Certainly it is you decision as to whether you have your procedures performed in one or multiple stages, but your surgeon will give his/her recommendations. Consult with a plastic surgeon well-versed in breast surgery who will discuss and examine you, while assisting you to decide which procedure will be the best option for you. I would discuss your concerns with your surgeon and see what your options are - sometimes multiple consultations with board-certified plastic surgeons is helpful for you to decide. Hope that this helps! Best wishes for a wonderful result!

Lewis Albert Andres, MD
Scottsdale Plastic Surgeon
5.0 out of 5 stars 14 reviews

Sub-Muscular Implant Placement with Lolli-Pop Lift

A variety of strategies have been utilized to avoid scarring that is frequently associated with breast lift surgery. In many cases these alternate strategies compromise the patient’s aesthetic goals.

                  The correction of breast sag requires the removal of excess skin. The more severe the breast sag, the greater the amount of excess skin and consequently the greater the need for extensive incisions. It’s important to realize that every patient is unique and because of this, treatment needs to be individualized.

                  In this particular case, placement of a breast implant on top of the muscle would avoid excess breast scars. Unfortunately, this treatment option is often associated with significant secondary problems. In most cases treated in this manner, breast sag isn’t totally corrected by implant placement alone. In addition, implants placed in this position don’t have the support that’s typically provided by sub-muscular placement. Over the course of time, they tend to drift in a downward direction, thinning the skin and breast tissue as they drop.
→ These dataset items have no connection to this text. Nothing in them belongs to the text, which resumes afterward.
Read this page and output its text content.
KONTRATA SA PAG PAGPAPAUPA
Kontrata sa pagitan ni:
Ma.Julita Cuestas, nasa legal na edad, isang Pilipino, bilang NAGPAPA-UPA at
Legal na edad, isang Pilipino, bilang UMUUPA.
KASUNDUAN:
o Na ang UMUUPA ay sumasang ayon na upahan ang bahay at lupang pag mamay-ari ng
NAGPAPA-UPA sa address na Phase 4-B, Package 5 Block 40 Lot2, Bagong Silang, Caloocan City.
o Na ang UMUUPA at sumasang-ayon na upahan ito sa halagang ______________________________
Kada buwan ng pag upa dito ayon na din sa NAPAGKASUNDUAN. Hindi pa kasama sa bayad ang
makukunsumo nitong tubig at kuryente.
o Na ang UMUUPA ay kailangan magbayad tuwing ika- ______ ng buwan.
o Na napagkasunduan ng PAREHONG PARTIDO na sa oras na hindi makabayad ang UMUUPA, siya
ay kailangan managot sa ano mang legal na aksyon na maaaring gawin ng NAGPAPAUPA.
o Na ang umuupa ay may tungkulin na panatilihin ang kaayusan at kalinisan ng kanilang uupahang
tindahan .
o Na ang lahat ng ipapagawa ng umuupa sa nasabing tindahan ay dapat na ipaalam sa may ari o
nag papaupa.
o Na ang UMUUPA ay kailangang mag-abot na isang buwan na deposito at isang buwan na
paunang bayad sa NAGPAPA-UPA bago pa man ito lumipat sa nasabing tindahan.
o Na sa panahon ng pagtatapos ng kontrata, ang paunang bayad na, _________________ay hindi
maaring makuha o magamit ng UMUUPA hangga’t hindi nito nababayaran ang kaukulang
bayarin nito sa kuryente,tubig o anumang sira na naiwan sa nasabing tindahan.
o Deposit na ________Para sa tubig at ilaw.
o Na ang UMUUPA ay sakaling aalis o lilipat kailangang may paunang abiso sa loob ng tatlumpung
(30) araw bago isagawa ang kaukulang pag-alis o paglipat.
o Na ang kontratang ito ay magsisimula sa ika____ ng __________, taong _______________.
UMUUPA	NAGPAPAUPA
                  Eventually, a large percentage of these patients will need breast lift surgery. Under these circumstances, a much more extensive procedure will probably be required and result in even more scarring then was originally contemplated. In addition, the potential for scarring and complications is often increased because the soft tissue has been stretched and thinned.

                  Under these circumstances, sub-muscular implant placement with a lolli-pop lift is probably a better option for you. Although this procedure might be associated with longer scars, it avoids the large droopy breasts that concern you. It also avoids the potential for even more problems at a later date. 

These answers are for educational purposes and should not be relied upon as a substitute for medical advice you may receive from your physician. If you have a medical emergency, please call 911. These answers do not constitute or initiate a patient/doctor relationship.